The Northeast Chamber of Commerce is the primary organizing body for the parade and works on the event nine months out of the year.    “It’s a fantastic endeavor that takes a lot of planning and thought and we think the results speak for themselves–a fantastic night in Northeast Minneapolis,” Levens said.

Art Share, one of this year’s participants, is a diverse group of artists who conceptualize and facilitate art projects created by community, for the community. They took the concept of parade to a new and more personal level. The project was conceived two years ago by one of the three co-founders of Art Share, Sara Hanson.

According to another co-founder, Jennifer Arave, Hanson felt the parade was missing an individual creative expression and inclusiveness. She wanted the experience of being in a parade to be available for all northeasters, not just those who were involved in an organization.

“Anyone can be in the parade!” Arave said. “It’s important to us that people in a neighborhood feel they have a right to a community, especially the new community members, the renters and short-term residents.”

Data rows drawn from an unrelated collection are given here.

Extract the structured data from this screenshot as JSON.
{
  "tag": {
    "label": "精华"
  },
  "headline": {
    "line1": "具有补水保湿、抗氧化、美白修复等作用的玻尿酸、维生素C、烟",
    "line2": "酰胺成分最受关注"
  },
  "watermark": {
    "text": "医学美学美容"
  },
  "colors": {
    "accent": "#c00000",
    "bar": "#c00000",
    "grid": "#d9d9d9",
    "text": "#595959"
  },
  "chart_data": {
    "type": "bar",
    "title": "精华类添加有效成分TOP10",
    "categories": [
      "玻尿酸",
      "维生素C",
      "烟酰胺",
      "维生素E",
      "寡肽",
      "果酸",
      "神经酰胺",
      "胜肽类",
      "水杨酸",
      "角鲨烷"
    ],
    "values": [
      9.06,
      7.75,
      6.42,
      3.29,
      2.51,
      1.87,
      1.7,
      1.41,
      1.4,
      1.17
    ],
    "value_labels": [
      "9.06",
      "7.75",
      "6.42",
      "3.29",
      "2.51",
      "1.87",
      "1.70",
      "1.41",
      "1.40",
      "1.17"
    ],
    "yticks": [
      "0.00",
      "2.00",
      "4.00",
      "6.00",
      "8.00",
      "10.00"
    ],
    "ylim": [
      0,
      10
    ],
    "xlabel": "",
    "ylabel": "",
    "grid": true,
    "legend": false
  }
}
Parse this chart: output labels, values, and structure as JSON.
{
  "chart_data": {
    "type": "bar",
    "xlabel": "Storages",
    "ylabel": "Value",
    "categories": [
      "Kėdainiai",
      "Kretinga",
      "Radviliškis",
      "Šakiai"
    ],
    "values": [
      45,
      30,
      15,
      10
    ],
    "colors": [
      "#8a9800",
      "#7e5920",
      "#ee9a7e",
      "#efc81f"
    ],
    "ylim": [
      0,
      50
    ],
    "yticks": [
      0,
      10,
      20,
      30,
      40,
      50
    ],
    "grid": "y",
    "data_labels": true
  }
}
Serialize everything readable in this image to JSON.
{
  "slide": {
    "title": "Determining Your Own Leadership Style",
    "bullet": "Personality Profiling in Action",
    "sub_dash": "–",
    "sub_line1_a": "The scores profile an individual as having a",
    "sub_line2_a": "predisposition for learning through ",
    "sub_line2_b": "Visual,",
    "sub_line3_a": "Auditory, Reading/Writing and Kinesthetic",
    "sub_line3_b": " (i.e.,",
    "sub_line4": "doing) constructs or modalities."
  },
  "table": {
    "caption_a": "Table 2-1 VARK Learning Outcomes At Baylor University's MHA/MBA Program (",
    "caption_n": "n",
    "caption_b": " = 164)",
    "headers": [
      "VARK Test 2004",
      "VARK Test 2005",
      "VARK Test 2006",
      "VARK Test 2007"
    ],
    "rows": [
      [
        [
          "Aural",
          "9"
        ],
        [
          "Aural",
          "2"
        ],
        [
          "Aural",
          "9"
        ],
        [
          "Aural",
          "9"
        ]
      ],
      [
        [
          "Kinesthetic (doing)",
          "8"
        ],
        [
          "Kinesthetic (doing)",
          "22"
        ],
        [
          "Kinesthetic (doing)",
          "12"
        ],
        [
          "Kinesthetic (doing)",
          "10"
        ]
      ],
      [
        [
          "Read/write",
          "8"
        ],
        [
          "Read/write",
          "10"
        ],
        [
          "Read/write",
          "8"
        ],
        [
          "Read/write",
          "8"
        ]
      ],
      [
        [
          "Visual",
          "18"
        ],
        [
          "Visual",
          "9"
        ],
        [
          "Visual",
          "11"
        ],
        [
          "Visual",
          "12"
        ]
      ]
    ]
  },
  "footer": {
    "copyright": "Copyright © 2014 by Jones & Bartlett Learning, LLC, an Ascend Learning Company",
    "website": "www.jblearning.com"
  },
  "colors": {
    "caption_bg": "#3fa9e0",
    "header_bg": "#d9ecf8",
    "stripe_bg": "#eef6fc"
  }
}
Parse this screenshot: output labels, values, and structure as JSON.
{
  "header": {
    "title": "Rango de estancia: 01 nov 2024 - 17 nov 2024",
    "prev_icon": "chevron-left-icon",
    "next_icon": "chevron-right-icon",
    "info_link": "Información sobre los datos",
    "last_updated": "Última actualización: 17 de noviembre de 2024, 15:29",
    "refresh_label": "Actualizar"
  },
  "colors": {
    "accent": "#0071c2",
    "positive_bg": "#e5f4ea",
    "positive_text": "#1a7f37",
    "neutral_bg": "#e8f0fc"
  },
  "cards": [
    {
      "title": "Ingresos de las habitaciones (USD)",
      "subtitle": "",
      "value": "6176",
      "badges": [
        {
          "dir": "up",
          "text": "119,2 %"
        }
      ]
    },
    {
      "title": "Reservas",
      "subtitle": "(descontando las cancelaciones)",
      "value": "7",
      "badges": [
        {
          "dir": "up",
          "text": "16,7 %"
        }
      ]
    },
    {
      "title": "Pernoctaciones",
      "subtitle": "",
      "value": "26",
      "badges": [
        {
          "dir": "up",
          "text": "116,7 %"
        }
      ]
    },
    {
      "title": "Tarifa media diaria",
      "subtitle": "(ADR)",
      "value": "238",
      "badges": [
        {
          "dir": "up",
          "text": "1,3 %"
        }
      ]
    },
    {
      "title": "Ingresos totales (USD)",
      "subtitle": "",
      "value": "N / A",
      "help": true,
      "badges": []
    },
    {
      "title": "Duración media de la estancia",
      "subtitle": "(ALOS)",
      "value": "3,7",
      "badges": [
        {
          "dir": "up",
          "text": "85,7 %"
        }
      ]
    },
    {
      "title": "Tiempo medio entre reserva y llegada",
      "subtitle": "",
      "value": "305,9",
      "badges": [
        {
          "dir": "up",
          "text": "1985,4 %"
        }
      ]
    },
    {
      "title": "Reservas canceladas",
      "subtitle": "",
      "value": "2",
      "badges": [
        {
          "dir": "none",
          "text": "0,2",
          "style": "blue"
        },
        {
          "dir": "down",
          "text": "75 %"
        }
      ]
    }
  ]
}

This year’s project grew and they doubled their participants to about 47. The “wearable float,” (a creative expression on a box with suspenders worn around the waist) was present again this year but many also stenciled t-shirts stating “I am NE.”

“The shirt really caught on. We invited people to make their own version of the shirt. We need to remember that communities are made up of the individuals with in it, but the strength comes from these individuals identifying as part of a connected community,” Arave said.

Sara Hanson said that participants were involved for various reasons. 

“One participant, Joyce, has been watching the parade for years and has always wanted to be in it. This year she made herself an angel with a beautiful dress and wings not knowing how much of the parade she could actually physically walk.  We helped her make a heaven cart float with a chair for her to sit on and be in the entire parade.”

Next year the group plans on partnering with other arts organizations and community groups to reach a larger group of northeasters.

“To become visible, maybe that is what we are all about; helping people to become visible to other neighbors,” Arave said.

“Prior to this project no one of us in Art Share had been in a parade, or really had a desire to be in the parade.  We were driven by other reasons.  We had an amazing time with the creative process and the parade event this year.  It is gratifying to unite people through the creative process and then share our expressions and experiences together with smiles and waves to our neighbors!” Hanson said.